Isabel Hardman Isabel Hardman

Budget 2013: New ‘Help to Buy’ plan is a boost for Eric Pickles

One of the big measures in today’s Budget was the Help to Buy scheme. It answers two demands: the first for the Tories to continue to support home ownership as what George Osborne called ‘the most human of aspirations’, and the second for the government to do everything it can to get construction moving again.

But there’s an interesting political point here. In the summer, George Osborne frightened the living daylights out of Eric Pickles and his team at the Communities and Local Government department by putting it about that he wanted further relaxations on planning regulations to encourage economic growth through construction. Pickles & Co fought back pretty hard, arguing that the problem was no longer the planning system as the Localism Act and National Planning Policy Framework had dealt with that, but the availability of credit. But then Nick Boles, who the Pickles camp widely regarded as one of ‘Osborne’s spies’, was installed in the department, and started talking about his plans to change the system still more.

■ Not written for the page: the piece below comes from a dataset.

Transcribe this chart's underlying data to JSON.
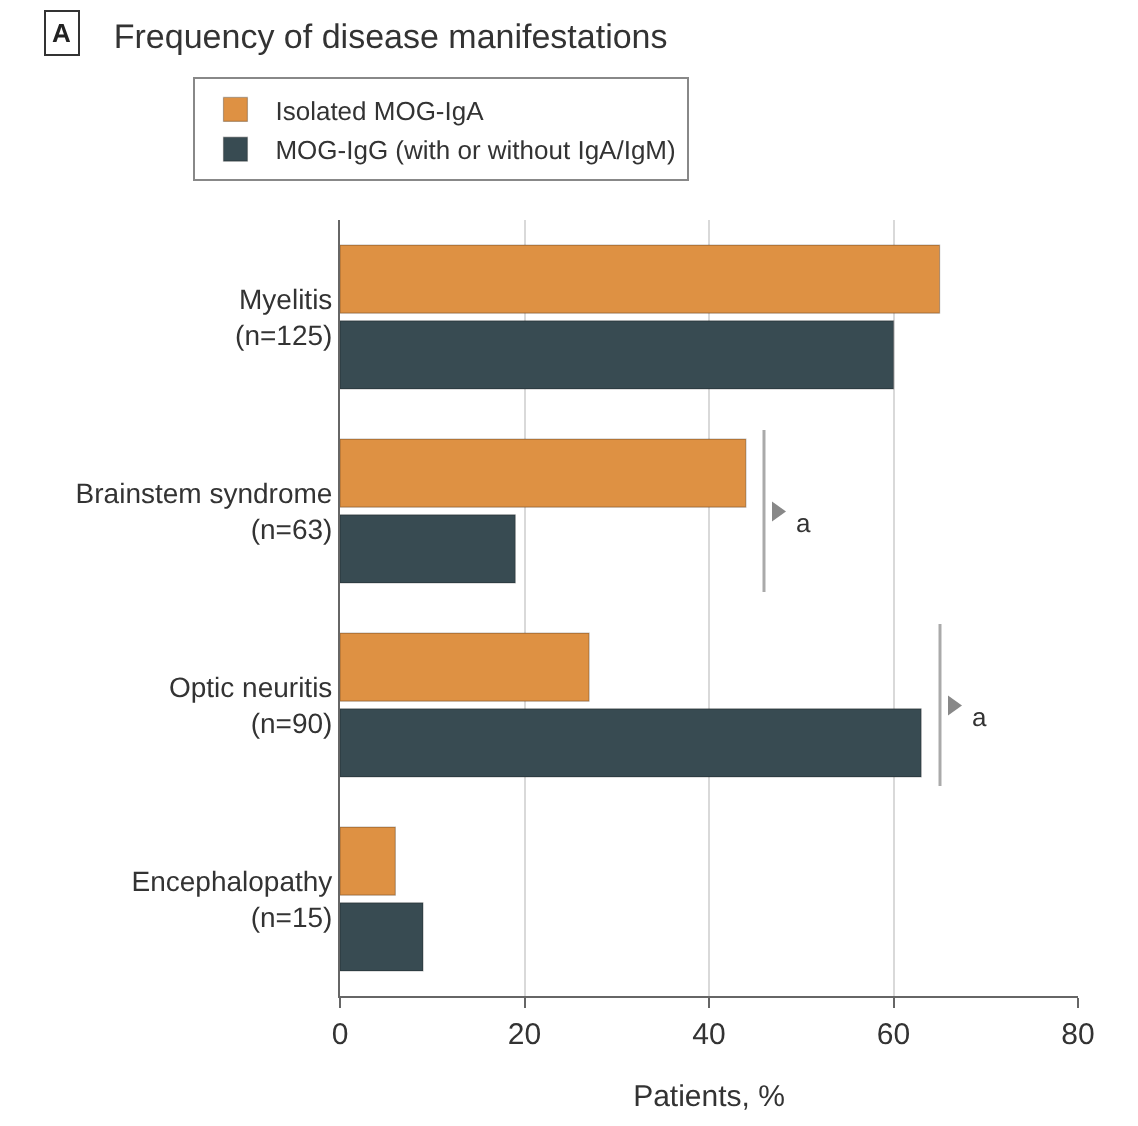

The Treasury says Help to Buy will benefit around 190,000 households a year with an equity loan worth up to 20 per cent of the value of a newbuild property and a guarantee for lenders on mortgages of up to 95 per cent. George Osborne called it a ‘dramatic intervention to get our housing market moving’. And it’s also a boost for Pickles as it focuses on credit. But the Budget document itself reminds us that there is still more to come on planning rules too: on point 1.115, it says the Government will ‘publish significantly reduced planning guidance by this summer, in line with Lord Matthew Taylor’s recommendations, providing much-needed simplicity and clarity’.